Selasa 08 Oct 2019 04:15 WIB

Kitab ini Jadi Rujukan Pendiri NU Cetuskan Resolusi Jihad

Kitab karya KH Sholeh Darat jadi rujukan resolusi jihad.

Rep: Bowo Pribadi / Red: Nashih Nashrullah
Drama Kolosal Resolusi Jihad KH. Hasyim.Asy'ari dalam rangka Hari Santri Nasional (HSN) di Lapangan Trirenggo Bantul, Ahad (21/10).
Foto: Republika/Neni Ridarineni
Drama Kolosal Resolusi Jihad KH. Hasyim.Asy'ari dalam rangka Hari Santri Nasional (HSN) di Lapangan Trirenggo Bantul, Ahad (21/10).

REPUBLIKA.CO.ID, KH Sholeh Darat, lahir di Desa Kedung Jumbleng, Kecamatan Mayong, Kabupaten Jepara pada 1235 Hijriyah (1820) dengan nama lengkap Muhammad Sholeh bin Umar al-Samarani. Ayahnya, Kiai Umar merupakan pejuang kemerdekaan dan kepercayaan Pangeran Diponegoro di pesisir utara Jawa Tengah.

Masa kecil hingga remaja KH Sholeh Darat dihabiskan dengan belajar Alquran serta ilmu agama dari ayahnya. Seperti ilmu nahwu, sharaf, akidah, akhlak, hadis dan fikih. Setelah lepas masa remaja KH Sholeh Darat menimba ilmu ke sejumlah ulama di Jawa maupun ulama di luar negeri.

Baca Juga

Buku ‘Sejarah dan Perjuangan Kyai Sholeh Darat’ mengungkap, dalam mendalami ilmu keislamannya, dimulai dari belajar kitab- kitab fiqih kepada KH M Syahid, di Pesantren Waturoyo, Margoyoso, Kajen, Pati.  

Menurut keturunan KH Sholeh Darat, KH Agus Taufiq mengungkapkan, karena keulamaan dan keilmuannya, sejumlah nama, yang kemudian juga dikenal sebagai tokoh ulama nasional, pun juga belajar kepada KH Sholeh Darat.

Seperti KH Hasyim Asy’ari (pendiri Nahdlatul Ulama) serta KH Ahmad Dahlan (pendiri Muhammadiyah). “Raden Ajeng Kartini merupakan murid KH Sholeh Darat yang berasal dari kalangan di luar kiai,” jelasnya.

KH Sholeh Darat tidak hanya dikenal sebagai ulama besar melalui keilmuan dan karya-karyanya, namun juga ulama pejuang yang mengobarkan ‘perlawanan’ kepada penjajah Belanda di Nusantara.

Hanya saja, sang kiai ini tidak berjuang dengan cara fisik melalui konfrontasi.

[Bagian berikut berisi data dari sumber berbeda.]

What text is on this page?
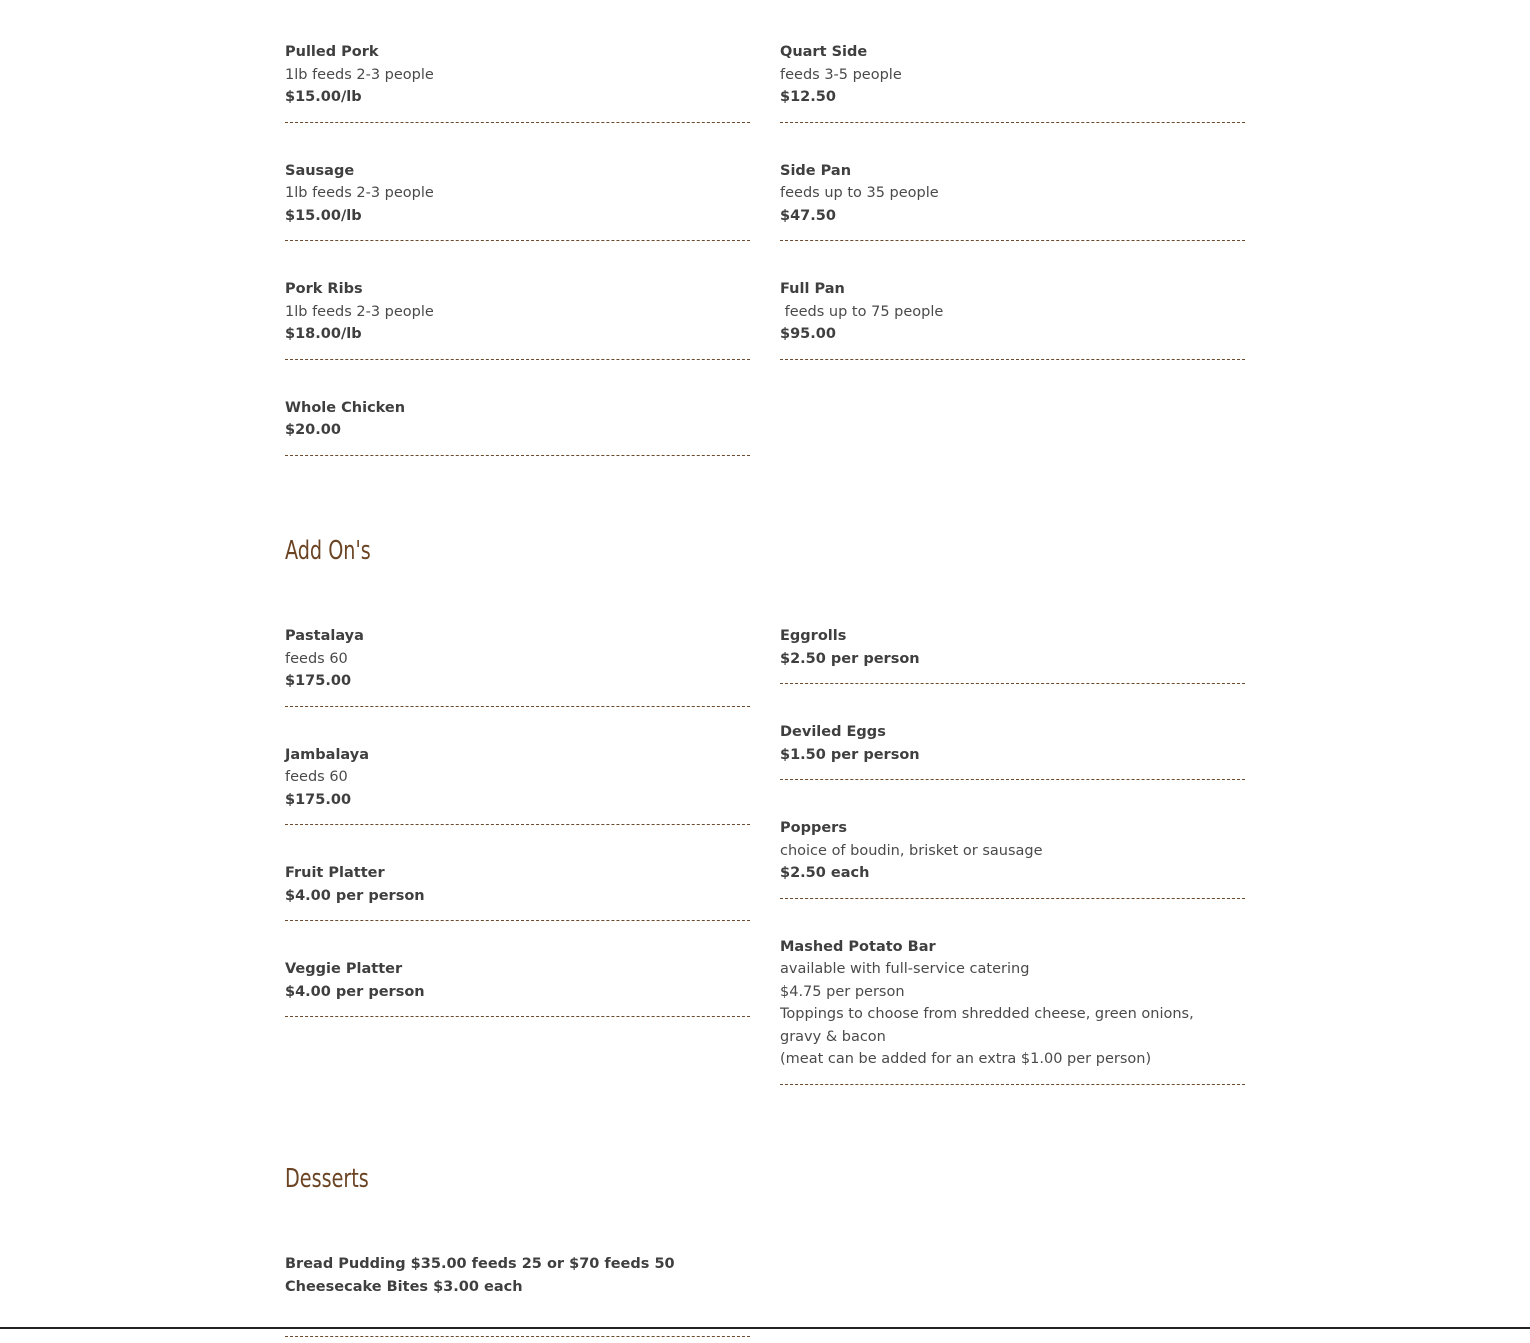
Pulled Pork
1lb feeds 2-3 people
$15.00/lb
Sausage
1lb feeds 2-3 people
$15.00/lb
Pork Ribs
1lb feeds 2-3 people
$18.00/lb
Whole Chicken
$20.00
Quart Side
feeds 3-5 people
$12.50
Side Pan
feeds up to 35 people
$47.50
Full Pan
feeds up to 75 people
$95.00
Add On's
Pastalaya
feeds 60
$175.00
Jambalaya
feeds 60
$175.00
Fruit Platter
$4.00 per person
Veggie Platter
$4.00 per person
Eggrolls
$2.50 per person
Deviled Eggs
$1.50 per person
Poppers
choice of boudin, brisket or sausage
$2.50 each
Mashed Potato Bar
available with full-service catering
$4.75 per person
Toppings to choose from shredded cheese, green onions,
gravy & bacon
(meat can be added for an extra $1.00 per person)
Desserts
Bread Pudding $35.00 feeds 25 or $70 feeds 50
Cheesecake Bites $3.00 each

Namun melawan penjajah Belanda dengan Fatwa. Inilah yang kemudian menjadikan aktivitas KH Sholeh Darat selalu diawasi Belanda.

Takmir Masjid Kyai Sholeh Darat, Drs Khomsin Basri mengungkapkan, KH Sholeh Darat berjuang menggunakan fatwa agama untuk membakar perlawanan rakyat kepada Belanda saat itu.

Melalui fatwa agama ini, rakyat Indonesia diajak untuk berjuang dengan totalitas pikiran dan perbuatan. Yakni dengan menanamkan pemahaman bahwa Belanda merupakan ‘musuh’ agama (Islam).

Sehingga barang siapa yang bekerjasama atau meniru perbuatan kaum Belanda yang kafir, maka hukumnya orang tersebut adalah kafir, murtad dari Islam. “Jadi terhadap orang- orang yang berpakaian seperti belanda (bercelana, jas dan berdasi) pada masa itu, beliau tidak suka,” katanya.

Dalam buku Sejarah dan Perjuangan Kyai Sholeh Darat yang ditulis Abu Malikus Salih Dzahir, cara perlawanan dengan fatwa ini diungkapkan KH Sholeh Darat dengan tegas melalui kitab Majmu’at al-Syariat al-Khafiyah li al-‘Awam.

Bahkan ini juga menjadi inspirasi sekaligus sebagai rujukan bagi KH Hasyim Asy’ari untuk mengeluarkan resolusi jihad Nahdlatul Ulama (NU) agar mempertahankan tegaknya Negara Kesatuan Republik Indonesia dan pembakar semangat perlawanan terhadap Sekutu dan NICA pada peristiwa pertempuran 10 November 1945 di Surabaya.        

Tak hanya itu, masih jelas Khomsin, terhadap larangan diterjemahkannya Alquran yang berbahasa Arab tidak mematahkan KH Sholeh darat untuk tetap berdakwah dan mensyiarkan Islam kepada umat.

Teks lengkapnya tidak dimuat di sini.